As you meditate on the phenomena (memories, thoughts, perceptions, sensations) that rise and fall with insight meditation, you will experience that all are impermanent, unsatisfactory and of a selfless nature.  These are not beliefs because you experience them directly and “know” for yourself.  These are called the Three Characteristics of Existence.  To “see things as they really are”, it is necessary to have a deep non-cognitive knowing of these characteristics.

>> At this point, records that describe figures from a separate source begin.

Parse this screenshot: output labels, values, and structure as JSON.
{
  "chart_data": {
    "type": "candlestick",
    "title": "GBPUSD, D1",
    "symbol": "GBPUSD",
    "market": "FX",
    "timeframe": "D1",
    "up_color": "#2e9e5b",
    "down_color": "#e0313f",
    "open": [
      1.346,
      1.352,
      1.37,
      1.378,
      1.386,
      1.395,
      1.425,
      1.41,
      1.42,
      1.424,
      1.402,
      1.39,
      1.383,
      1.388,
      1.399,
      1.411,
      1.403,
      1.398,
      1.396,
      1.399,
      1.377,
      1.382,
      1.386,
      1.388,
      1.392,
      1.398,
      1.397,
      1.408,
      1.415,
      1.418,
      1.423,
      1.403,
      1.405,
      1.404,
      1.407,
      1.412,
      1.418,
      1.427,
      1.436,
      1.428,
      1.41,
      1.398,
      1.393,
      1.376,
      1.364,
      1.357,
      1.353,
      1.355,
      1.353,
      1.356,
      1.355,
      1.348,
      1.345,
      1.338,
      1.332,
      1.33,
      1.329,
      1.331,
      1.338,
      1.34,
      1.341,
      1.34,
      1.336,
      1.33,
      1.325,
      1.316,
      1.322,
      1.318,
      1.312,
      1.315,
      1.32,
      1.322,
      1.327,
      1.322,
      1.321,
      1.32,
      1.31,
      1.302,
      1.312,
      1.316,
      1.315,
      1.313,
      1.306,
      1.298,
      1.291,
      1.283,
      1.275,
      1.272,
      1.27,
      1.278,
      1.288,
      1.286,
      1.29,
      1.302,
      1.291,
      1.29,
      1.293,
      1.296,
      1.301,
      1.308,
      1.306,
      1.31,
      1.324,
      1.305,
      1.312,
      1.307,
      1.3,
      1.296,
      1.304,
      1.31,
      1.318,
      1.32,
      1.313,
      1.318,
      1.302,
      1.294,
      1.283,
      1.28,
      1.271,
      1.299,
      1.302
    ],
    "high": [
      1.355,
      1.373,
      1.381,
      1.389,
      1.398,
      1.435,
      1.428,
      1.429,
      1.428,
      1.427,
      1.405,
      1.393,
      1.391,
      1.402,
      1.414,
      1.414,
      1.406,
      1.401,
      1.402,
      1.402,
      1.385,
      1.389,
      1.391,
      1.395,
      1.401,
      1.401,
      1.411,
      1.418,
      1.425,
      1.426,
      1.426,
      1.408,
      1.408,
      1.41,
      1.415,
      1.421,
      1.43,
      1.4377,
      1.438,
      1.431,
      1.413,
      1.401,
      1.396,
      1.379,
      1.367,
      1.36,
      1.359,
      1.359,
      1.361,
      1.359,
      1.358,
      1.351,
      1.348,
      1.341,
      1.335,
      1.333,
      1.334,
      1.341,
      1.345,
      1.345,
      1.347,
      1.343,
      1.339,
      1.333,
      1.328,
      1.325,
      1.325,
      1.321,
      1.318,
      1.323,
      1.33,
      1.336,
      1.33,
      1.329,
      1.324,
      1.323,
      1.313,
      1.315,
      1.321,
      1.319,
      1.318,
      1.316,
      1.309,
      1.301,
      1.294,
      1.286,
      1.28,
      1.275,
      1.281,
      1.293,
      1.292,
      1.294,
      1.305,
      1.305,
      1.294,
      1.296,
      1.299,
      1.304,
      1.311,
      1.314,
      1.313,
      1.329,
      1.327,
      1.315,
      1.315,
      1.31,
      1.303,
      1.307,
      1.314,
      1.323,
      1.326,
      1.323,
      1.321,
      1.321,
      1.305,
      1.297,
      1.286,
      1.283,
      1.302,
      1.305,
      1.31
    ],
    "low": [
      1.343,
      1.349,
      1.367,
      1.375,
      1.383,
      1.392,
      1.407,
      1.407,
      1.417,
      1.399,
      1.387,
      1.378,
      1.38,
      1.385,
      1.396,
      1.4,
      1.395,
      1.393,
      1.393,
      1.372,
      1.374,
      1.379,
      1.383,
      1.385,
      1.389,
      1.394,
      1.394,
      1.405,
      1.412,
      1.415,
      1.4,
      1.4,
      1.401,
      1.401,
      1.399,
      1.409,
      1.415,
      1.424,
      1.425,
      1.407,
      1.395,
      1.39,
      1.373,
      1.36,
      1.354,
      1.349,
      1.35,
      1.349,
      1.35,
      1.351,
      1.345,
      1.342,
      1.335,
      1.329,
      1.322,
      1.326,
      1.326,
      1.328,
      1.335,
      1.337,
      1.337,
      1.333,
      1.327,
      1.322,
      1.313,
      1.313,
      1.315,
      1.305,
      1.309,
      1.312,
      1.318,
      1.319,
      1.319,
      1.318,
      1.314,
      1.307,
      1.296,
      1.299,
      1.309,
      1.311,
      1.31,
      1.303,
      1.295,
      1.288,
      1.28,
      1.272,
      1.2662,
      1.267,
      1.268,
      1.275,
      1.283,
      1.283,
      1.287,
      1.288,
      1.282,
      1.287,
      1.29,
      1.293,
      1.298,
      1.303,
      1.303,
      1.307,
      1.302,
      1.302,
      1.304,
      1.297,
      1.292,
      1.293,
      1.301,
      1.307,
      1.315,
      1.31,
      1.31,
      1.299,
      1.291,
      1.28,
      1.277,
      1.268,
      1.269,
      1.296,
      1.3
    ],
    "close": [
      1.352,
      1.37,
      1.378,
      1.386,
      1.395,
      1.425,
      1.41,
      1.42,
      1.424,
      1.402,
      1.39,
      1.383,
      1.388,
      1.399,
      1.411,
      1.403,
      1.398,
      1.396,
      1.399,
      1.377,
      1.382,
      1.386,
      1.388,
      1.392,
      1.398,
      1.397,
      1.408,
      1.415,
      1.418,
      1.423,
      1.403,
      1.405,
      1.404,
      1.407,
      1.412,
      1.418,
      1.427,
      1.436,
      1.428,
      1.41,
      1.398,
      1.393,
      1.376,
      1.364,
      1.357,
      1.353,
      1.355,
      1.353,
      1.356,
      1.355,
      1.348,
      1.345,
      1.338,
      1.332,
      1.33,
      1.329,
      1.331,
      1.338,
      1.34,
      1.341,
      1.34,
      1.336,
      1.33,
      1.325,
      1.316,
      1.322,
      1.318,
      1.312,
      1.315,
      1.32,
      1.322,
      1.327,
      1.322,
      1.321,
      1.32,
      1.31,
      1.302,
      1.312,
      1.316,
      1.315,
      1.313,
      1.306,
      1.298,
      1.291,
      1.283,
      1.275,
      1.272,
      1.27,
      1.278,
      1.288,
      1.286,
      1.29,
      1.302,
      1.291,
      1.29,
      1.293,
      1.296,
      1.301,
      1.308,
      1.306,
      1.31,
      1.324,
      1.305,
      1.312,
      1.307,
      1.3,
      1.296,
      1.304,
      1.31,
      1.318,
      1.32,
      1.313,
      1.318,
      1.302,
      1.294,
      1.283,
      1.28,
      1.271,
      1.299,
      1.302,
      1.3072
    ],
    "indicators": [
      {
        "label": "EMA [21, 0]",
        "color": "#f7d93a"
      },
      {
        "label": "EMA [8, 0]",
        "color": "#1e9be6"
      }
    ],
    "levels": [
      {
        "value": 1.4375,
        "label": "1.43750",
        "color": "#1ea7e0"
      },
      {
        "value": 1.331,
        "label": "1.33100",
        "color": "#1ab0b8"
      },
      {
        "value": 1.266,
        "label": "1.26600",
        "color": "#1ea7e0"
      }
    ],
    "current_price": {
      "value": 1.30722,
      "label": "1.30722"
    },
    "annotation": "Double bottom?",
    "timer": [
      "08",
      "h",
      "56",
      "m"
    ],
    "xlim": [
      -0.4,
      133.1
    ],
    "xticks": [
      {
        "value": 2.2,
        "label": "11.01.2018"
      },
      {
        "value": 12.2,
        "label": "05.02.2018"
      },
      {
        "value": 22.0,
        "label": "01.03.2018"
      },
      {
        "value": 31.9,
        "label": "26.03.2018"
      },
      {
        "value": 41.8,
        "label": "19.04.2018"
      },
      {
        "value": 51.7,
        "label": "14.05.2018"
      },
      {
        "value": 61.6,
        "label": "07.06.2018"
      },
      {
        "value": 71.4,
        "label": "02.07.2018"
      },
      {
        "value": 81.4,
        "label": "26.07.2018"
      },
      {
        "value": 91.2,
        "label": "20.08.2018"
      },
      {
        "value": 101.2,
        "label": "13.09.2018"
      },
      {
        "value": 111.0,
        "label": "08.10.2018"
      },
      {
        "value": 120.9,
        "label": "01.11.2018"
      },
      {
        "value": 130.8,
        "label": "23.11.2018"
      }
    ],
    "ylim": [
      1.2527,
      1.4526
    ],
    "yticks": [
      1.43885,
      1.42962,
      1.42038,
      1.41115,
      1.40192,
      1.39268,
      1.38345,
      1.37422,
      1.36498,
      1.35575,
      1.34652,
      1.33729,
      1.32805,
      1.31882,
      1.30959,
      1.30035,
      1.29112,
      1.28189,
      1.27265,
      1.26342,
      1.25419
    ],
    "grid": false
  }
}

“The true reality of the world of existence is something that cannot be easily captured by our thought and language – but it can be grasped by insight” Mark W. Muesse

What is the nature of impermanence? 

“The sum total of the philosophy of change taught in Buddhism is that all component things that have conditioned existence are a process and not a group of abiding entities, but the changes occur in such rapid succession that people regard mind and body as static entities. They do not see their arising and their breaking up (udaya-vaya), but regard them unitarily, see them as a lump or whole (ghana sa~n~naa).”  Piyadassi Thera 

The perceiving of impermanence, bhikkhus, developed and frequently practiced, removes all sensual passion, removes all passion for material existence, removes all passion for becoming, removes all ignorance, removes and abolishes all conceit of “I am.”  The Buddha

If impermanence meant change all the time towards better and happier states how excellent our world would be! But impermanence is allied with deterioration. All compounds break down, all made things fall to pieces, all conditioned things pass away with the passing of those conditions. Everything and everybody — that includes you and me — deteriorates, ages, decays, breaks up, and passes away. And we, living in the forest of desires, are entirely composed of the impermanent. Yet our desire impels us not to see this, though impermanence stares us in the face from every single thing around. And it confronts us when we look within — mind and body, arising and passing away.” Phra Kantipalo

“The decisively characteristic thing about this world is its transience. In this sense, centuries have no advantage over the present moment. Thus the continuity of transience cannot give any consolation; the fact that life blossoms among ruins proves not so much the tenacity of life as that of death.” Franz Kafka

“What lies behind us and what lies before us are tiny matters compared to what lies within us” Ralph Waldo Emerson

Assignment

Look at impermanence both when you meditate and off the cushion.  Can you see things as a process rather than a permanent thing?  How does knowing impermanence bring about peace and freedom for you?